Revelation From a Quote

I've been regularly updating this blog for awhile now and I have a confession to make: It is incredibly difficult! Not the posting part, but the actual talking-about-my-art part. Some of my work is tied very specifically to a certain memory, event, or emotion. But the majority of it is simply a result of me doing what I love to do. I don't have a lot to say about these ones other than, "Look what I did!" But you, dear reader, deserve more than that. So I try, really try, to say something about each piece I post. Sometimes when I don't have much to say about a certain piece I feel bad. Like I'm cheating it out of something that makes it a little more complete. 

To some extent this is simply a product of our times. A hundred years ago... ten years ago even... an artist would make art and it would just be all on its own. If the artist was noticed at all, other people might talk about it, discuss its meaning, critique the composition, or verbally rip it to shreds. The artist might be called upon to answer a few questions, but they were not necessarily expected to do all the talking. With the advent of the internet, we are now called upon to do our own talking in order to get noticed enough that other people will talk, too.
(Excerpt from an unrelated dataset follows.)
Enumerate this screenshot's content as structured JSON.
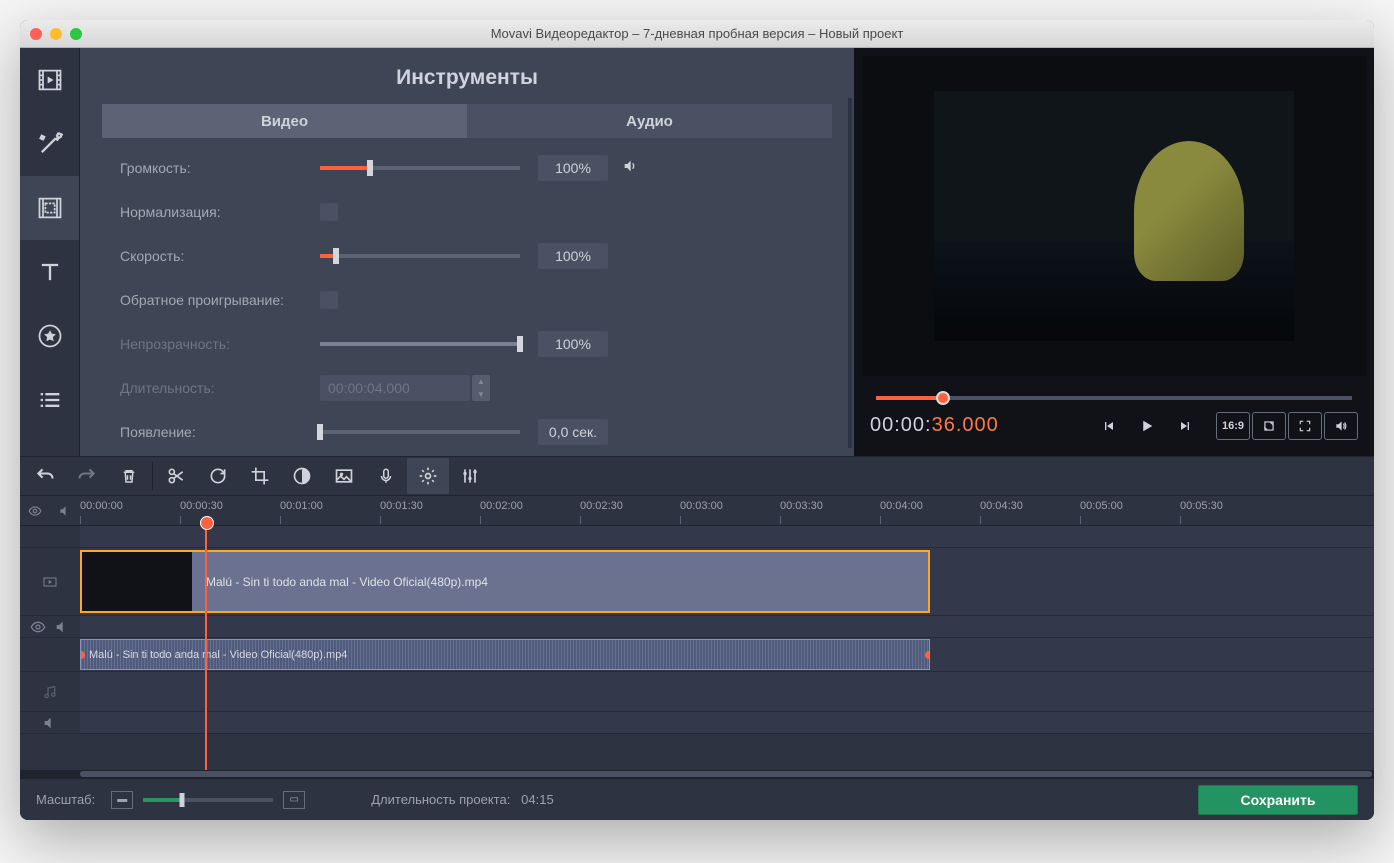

It's like skipping a step and going backward a few steps at the same time.

I came across a quote from the French poet Jean Cocteau today that really resonated with me: "An artist cannot talk about his art any more than a plant can discuss horticulture." All this stress over thinking of something noble, or at least coherent, to say about each completed painting finally makes sense! It's stressful because it feels unnatural and it feels unnatural because it IS. This is not to say I will be dropping the commentary from my blog. But I will be writing about artwork when it feels right for that piece, but not stress about it if there's not much to say. Sometimes, "Look what I did!" is really all there is.

Artwork above is a portrait of Jean Cocteau by Amadeo Modigliani.